Dimensionality reduction algorithms – In several organizations such as government bodies, and other research organizations, large amount of data are analyzed and stored. So, with the help of dimensionality reduction algorithms such as factor analysis, decision tree, mission value, and random forest, all the important and relevant details can be gathered easily without any hassle.

Algorithm 10: Gradient Boosting and Ada Boost

Gradient boosting and Ada Boost- These algorithms are used for handling a large amount of data with maximum accuracy and speed. Boosting is a process of improving the power and efficiency combining the power of the base estimators. In other words, it is a combination of all the weak and average predictors to build a strong one.

Here mentioned are just the basics of machine learning algorithms. If you want to make a career in the diverse areas machine learning such as data mining, data labeling, it is important to delve deep and gauge a better understanding of all the machine learning tools.

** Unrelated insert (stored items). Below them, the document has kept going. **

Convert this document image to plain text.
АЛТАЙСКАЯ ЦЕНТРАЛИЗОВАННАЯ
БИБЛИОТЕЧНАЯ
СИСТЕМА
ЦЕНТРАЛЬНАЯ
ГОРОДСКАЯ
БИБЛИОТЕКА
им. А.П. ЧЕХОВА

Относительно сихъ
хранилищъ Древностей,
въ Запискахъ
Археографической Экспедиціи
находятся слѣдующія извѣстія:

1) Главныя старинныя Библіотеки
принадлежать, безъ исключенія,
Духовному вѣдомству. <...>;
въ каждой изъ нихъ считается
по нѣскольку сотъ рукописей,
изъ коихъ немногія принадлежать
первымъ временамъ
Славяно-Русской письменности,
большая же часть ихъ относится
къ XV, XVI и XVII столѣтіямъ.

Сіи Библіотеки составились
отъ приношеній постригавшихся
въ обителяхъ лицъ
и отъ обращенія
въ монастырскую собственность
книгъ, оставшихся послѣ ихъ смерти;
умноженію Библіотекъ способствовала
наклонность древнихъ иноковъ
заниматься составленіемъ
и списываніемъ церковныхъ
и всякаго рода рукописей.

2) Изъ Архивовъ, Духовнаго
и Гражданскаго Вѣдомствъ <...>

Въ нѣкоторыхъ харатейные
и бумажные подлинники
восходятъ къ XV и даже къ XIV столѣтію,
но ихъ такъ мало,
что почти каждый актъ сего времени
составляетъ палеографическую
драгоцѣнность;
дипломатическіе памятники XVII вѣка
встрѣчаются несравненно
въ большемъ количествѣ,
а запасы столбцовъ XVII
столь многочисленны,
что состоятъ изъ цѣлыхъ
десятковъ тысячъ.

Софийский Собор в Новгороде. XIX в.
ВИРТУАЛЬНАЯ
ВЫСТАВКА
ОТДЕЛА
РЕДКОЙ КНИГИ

Where do we stand in Machine Learning?

The role of Machine learning and Artificial Intelligence in human life became intertwined. With the advent of evolving technologies, AI and ML have marked their existence in all possible aspects. The following are a few examples that support my above statements.

  • Financial Services – In identifying financial fraud, identifying good options for investment
  • Marketing and Sales – In making personalized product recommendations.
  • Healthcare – In detecting health condition, heartbeat, blood pressure and in identifying certain types of cancer.
  • Software Applications – Face detection, voice recognition and personal virtual assistants
  • Oil and Gas – In analyzing underground minerals

Future of Machine Learning

  • ML has already made an inseparable mark in our lives. With more advancement in various fields ML will be an integral part of all AI systems.
  • ML algorithms are going to be made continuously learning with the day-to-day updating information.
  • Digital marketing, education, healthcare and support, industrial, science and research, earth explorations and studies, customer appliances design – machine learning has an immense potential to prove its mettle and bring out the best for the customers in the very coming future.